Inter-species aggression between dogs usually has it's roots in early learning, i.e. the lack of early socialization with other dogs. Maintained too long in isolation or not having the opportunity to meet enough other dogs and learn the social graces, dogs may become nervous or excited, both of which can present aggressive behavior. When a dog becomes extremely excited, or loaded as agitation trainers call it, he needs to bite. In some cases, if the owner is nearby trying to restrain the dog by holding his collar or leash, even the owner can become a recipient of the dog's bite.

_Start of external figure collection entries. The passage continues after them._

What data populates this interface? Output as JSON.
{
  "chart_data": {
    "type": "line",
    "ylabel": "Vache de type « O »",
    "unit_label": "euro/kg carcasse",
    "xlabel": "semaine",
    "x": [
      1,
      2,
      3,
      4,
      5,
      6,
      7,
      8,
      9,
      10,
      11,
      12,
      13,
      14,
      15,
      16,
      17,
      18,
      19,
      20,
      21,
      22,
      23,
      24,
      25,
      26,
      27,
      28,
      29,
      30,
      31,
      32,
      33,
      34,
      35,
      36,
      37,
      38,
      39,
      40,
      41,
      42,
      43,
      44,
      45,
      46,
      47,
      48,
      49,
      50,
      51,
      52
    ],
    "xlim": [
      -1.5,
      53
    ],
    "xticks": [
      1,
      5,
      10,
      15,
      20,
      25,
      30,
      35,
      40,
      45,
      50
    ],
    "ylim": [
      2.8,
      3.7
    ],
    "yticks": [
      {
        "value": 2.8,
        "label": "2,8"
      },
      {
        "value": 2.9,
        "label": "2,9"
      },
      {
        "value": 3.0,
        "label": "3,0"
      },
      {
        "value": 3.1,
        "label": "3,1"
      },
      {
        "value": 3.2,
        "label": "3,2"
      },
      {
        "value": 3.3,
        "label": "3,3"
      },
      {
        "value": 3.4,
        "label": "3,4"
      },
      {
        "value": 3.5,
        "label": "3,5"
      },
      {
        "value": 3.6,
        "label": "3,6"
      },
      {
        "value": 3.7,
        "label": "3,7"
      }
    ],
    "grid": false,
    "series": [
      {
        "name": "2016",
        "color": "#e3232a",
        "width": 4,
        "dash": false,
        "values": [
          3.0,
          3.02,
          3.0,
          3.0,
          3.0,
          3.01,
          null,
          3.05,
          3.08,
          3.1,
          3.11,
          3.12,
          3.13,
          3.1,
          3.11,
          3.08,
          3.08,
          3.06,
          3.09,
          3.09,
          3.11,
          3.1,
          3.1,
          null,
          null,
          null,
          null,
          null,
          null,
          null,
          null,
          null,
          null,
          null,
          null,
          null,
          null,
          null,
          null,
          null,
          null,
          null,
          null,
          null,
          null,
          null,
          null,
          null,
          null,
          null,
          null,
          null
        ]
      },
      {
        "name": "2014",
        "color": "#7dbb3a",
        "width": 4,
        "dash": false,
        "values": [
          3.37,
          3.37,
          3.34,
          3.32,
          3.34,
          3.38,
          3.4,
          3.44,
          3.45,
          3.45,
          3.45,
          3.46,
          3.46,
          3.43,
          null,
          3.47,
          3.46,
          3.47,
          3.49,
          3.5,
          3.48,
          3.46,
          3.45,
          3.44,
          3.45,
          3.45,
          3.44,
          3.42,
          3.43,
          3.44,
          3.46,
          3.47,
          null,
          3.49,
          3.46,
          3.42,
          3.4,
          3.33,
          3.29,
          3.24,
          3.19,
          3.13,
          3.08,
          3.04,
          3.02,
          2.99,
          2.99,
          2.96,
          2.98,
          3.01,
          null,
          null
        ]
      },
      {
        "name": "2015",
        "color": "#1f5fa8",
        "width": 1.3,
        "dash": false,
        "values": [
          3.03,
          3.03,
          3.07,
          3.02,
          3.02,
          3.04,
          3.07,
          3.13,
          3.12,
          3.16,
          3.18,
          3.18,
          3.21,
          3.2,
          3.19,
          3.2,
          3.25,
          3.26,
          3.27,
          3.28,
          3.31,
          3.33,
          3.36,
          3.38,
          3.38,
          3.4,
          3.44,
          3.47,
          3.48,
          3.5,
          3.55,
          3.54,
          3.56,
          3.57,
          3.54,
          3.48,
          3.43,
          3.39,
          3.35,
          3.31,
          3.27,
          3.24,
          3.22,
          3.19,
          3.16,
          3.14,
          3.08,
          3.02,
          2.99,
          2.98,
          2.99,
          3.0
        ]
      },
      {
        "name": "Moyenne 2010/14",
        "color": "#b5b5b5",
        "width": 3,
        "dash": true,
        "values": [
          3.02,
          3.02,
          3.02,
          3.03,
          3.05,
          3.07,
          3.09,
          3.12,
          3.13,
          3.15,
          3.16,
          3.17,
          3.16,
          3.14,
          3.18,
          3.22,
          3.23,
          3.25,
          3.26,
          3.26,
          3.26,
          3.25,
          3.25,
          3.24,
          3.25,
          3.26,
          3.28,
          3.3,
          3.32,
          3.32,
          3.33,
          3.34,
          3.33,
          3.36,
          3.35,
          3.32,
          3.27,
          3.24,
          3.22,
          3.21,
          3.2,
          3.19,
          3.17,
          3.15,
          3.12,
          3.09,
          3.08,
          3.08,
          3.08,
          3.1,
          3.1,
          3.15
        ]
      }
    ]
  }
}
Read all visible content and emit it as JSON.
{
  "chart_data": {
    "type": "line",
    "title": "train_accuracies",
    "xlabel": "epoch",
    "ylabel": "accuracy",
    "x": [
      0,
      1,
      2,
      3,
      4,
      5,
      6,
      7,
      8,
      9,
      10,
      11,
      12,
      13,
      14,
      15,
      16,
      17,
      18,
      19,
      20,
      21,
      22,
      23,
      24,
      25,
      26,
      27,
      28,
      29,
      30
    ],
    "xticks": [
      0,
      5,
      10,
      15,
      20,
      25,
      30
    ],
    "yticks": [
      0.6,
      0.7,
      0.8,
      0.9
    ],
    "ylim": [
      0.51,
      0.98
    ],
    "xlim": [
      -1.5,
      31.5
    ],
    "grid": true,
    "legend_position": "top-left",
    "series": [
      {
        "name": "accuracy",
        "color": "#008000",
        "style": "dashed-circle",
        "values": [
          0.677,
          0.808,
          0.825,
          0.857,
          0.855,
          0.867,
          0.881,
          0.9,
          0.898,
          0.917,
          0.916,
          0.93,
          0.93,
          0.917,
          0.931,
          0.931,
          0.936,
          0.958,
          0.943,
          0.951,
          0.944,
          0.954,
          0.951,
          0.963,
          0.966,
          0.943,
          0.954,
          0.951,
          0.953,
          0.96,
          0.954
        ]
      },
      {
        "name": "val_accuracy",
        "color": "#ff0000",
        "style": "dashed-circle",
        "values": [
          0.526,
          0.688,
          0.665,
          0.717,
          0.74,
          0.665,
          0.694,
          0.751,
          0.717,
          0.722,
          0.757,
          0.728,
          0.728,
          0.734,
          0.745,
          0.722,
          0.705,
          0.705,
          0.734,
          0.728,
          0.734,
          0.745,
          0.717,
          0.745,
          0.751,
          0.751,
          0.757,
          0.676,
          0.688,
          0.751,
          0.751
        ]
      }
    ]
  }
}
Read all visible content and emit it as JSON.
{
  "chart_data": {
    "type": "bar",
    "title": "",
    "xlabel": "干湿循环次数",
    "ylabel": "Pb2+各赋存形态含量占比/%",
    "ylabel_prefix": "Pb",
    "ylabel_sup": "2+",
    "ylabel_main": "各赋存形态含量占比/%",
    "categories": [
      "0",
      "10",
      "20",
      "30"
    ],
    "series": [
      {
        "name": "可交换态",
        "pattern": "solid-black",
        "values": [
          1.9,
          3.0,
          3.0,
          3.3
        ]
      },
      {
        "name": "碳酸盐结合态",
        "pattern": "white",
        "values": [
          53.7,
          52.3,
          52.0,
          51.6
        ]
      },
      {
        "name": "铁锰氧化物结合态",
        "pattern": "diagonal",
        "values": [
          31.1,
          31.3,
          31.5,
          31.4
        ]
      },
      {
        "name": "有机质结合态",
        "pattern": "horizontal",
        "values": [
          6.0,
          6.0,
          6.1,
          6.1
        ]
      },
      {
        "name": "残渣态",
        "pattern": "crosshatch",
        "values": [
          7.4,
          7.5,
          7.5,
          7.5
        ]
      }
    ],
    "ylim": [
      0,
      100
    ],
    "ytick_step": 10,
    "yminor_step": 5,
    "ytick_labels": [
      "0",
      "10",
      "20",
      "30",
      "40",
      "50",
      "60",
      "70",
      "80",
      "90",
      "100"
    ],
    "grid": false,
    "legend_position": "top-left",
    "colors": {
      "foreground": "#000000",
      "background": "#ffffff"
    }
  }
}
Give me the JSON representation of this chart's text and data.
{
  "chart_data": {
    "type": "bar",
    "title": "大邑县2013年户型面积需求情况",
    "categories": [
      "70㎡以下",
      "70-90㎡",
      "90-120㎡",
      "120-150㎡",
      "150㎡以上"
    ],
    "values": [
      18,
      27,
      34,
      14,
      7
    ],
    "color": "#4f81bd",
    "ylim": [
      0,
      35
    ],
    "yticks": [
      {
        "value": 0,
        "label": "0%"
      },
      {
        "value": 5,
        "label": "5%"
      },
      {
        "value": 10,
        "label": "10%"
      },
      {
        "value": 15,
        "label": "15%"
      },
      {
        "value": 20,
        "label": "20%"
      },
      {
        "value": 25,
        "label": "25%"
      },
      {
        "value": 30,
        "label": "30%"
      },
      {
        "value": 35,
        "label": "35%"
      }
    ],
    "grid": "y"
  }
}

The standard method of treatment for this problem can be corrected in a three step process.

Step One

As your dog walks toward another dog, at the moment the aggression is displayed, correct the dog with a leash-check or other form of negative reinforcement at the exact moment the dog displays aggression. Timing here is important because a correction after the aggression begins may cause further stimulation. Say "Leave-It!" and continue walking.

Step Two

As your dog walks toward another dog and looks at him, correct as above (now we are correcting him for even thinking about it.)

Step Three

As your dog walks toward another dog and looks away from him, praise him and give a food treat.

Using positive and negative reinforcement can often times act to re-shape this behavior. However, if your dog is older and extremely aggressive with other dogs, you should consult with a qualified animal behaviorist before undertaking any behavior modification.